Simone De Beauvoir, a feminist writer who became famous for a book called "The Second Sex," published in 1949 which is now considered a classic and revolutionary, called Cleo de Merode a Courtesan. A Mistress. A hetaeri. In The Second Sex the author examines how women have been treated throughout history. She got in trouble when she wrote that about Cleo was a courtesan. The old dancer, then about seventy-five, sued. By 1952 she had won and the defamation was removed from future printings..
Having had the admiration of many men, what would the beautiful ex dancer admit to? If not the King, then who? Was she rewriting her own history, saving face, or forgetting?
Like other women we've covered here at this blog, Cleo wrote and published a memoir. Hers, entitled "Le Ballet de Ma Vis" (In English, "The Dance of My Life,") came out in 1955. In it she admitted to having been involved with only two men in her life! Perhaps the woman, raised Catholic by her Baroness mother, was saying a lot to admit to two. Born illegitimate, she never married or had children.
The list of artists, sculptors, and photographers she posed for is long. It's not likely they used a body double. She no doubt wished to engage men's imaginations. She was seen nude, but perhaps it could be said artistically nude rather than pornography nude.
She wrote that for a decade, until he died in 1904, she'd been engaged with a French aristocrat. Then, she said she'd been the companion of a Spanish Diplomat from 1906-1919.

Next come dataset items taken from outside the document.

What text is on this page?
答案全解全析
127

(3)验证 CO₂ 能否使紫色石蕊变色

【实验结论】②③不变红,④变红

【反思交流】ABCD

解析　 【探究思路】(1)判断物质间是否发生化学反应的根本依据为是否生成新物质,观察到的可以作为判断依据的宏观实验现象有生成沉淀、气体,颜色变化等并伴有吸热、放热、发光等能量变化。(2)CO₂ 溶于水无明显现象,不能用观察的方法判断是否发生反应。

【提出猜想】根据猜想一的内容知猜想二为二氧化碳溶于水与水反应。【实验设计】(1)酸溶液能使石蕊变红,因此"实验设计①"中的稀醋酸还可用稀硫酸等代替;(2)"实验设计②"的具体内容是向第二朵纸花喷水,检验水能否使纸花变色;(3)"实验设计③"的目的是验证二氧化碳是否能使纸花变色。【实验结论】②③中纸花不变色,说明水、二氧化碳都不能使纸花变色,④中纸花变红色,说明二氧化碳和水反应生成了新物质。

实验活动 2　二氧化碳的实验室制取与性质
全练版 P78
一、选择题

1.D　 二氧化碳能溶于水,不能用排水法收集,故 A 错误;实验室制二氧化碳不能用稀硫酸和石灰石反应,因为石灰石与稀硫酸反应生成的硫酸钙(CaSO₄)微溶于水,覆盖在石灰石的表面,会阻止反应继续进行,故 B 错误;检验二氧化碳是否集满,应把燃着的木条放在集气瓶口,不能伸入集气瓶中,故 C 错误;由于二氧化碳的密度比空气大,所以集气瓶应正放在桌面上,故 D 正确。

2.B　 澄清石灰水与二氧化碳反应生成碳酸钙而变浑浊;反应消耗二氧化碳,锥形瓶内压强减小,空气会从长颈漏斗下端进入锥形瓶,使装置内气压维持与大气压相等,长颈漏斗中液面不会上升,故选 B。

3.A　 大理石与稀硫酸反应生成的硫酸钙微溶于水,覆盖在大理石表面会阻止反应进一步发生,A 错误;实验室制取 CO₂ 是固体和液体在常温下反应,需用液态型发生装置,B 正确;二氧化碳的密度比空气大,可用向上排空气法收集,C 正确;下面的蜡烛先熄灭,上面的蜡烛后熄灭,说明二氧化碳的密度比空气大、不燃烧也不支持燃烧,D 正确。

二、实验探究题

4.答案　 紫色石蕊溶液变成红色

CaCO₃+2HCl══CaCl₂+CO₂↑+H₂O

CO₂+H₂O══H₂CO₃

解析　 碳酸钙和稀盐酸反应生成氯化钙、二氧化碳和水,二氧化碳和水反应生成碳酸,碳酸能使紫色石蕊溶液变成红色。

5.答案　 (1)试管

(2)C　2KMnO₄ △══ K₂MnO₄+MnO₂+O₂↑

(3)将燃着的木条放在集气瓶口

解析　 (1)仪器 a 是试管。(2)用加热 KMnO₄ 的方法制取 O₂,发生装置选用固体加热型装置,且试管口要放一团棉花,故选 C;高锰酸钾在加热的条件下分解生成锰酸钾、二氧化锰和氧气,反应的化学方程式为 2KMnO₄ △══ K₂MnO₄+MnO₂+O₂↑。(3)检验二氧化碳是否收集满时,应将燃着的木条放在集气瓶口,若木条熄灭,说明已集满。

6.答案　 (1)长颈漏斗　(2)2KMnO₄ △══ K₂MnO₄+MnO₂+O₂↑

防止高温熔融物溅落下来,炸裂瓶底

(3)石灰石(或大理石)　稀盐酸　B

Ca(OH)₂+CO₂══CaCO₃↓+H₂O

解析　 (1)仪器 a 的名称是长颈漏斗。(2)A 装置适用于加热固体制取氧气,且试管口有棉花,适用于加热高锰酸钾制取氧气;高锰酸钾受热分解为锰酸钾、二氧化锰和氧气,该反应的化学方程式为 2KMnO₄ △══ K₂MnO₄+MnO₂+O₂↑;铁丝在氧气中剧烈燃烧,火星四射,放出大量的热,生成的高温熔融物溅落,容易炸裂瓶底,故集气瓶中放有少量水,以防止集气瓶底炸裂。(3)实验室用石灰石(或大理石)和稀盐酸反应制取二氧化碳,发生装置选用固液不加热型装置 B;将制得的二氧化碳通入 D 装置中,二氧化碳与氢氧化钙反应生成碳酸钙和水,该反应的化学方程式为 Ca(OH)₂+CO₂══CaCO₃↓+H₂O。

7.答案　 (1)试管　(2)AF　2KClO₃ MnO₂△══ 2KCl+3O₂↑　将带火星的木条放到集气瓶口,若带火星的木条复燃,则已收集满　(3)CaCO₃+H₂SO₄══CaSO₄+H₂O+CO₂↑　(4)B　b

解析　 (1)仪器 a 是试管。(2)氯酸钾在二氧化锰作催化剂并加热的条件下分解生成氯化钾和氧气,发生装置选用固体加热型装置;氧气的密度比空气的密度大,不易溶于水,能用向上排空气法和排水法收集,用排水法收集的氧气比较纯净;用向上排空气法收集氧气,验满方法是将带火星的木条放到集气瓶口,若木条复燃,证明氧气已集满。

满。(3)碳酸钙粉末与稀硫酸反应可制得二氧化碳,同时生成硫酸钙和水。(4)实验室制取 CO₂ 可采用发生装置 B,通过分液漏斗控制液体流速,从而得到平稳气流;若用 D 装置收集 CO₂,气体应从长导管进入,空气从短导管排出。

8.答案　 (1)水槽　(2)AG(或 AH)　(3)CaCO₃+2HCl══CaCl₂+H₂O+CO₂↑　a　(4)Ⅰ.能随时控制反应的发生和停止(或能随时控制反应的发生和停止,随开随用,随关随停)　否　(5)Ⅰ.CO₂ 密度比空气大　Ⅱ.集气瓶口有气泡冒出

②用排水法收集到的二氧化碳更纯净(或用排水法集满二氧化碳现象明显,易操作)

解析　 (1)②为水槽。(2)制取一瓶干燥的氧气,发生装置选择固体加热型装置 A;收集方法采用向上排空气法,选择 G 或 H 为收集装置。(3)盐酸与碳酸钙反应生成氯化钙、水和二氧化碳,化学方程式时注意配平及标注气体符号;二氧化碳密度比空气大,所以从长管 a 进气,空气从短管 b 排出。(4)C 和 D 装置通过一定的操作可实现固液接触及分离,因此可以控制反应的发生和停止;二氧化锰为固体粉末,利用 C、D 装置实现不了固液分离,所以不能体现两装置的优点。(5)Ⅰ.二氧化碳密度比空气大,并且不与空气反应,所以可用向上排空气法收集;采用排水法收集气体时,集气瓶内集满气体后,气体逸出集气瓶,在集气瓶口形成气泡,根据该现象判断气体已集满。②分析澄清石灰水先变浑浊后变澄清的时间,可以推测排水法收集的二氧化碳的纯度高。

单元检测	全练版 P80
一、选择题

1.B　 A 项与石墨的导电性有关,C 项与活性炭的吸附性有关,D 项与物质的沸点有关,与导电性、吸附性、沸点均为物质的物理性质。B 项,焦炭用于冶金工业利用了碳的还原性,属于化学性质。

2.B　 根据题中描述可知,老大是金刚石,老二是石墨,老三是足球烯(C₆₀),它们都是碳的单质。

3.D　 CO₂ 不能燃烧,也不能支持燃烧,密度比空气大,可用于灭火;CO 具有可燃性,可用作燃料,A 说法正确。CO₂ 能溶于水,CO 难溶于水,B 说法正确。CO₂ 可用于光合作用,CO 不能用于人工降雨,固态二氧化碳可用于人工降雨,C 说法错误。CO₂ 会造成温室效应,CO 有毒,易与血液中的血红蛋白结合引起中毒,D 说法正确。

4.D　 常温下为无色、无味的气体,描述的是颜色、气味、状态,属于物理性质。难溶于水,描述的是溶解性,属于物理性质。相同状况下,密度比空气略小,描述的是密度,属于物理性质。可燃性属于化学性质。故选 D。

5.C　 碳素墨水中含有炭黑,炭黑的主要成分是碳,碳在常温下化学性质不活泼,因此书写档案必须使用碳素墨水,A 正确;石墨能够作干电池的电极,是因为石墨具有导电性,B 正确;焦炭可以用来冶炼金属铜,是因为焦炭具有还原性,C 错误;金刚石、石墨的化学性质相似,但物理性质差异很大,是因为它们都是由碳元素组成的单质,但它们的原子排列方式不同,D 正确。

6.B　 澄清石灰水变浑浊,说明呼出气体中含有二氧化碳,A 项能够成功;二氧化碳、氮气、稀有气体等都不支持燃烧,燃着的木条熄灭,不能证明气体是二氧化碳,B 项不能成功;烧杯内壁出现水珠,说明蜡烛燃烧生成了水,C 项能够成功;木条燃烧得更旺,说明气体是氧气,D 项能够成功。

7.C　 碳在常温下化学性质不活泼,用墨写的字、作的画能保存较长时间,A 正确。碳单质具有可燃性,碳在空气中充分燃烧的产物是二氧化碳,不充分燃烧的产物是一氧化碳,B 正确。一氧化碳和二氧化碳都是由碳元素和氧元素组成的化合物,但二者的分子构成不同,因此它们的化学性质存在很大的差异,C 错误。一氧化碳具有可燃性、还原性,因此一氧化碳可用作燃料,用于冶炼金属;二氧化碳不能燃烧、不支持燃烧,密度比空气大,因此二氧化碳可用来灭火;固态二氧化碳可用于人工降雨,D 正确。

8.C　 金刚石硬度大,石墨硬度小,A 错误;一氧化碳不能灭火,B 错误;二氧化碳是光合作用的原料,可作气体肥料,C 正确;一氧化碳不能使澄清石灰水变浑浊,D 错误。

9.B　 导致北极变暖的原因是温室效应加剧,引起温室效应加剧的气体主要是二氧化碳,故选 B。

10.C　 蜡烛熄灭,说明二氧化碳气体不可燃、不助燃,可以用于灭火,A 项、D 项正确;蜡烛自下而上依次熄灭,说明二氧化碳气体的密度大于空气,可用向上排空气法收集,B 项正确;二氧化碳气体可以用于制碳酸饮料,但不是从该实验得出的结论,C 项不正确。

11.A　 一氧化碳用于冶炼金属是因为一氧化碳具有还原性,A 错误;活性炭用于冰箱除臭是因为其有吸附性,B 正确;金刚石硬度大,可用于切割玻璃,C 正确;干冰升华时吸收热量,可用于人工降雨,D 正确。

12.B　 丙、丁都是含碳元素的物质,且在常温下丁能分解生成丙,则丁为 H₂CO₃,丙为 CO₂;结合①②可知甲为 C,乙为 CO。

I do wonder if the woman actually went from 1919 to 1966 without ever another boyfriend. It seems anything us possible but it's my opinion she chose to admit to two long term relationships. In other words two men she thought worth writing about.
Cleo had enough money to the beach town on the southwestern coast of France called Biarritz which had once been a cool place for nobles to vacation. She lived to be 91 years old and as they years past became unknown.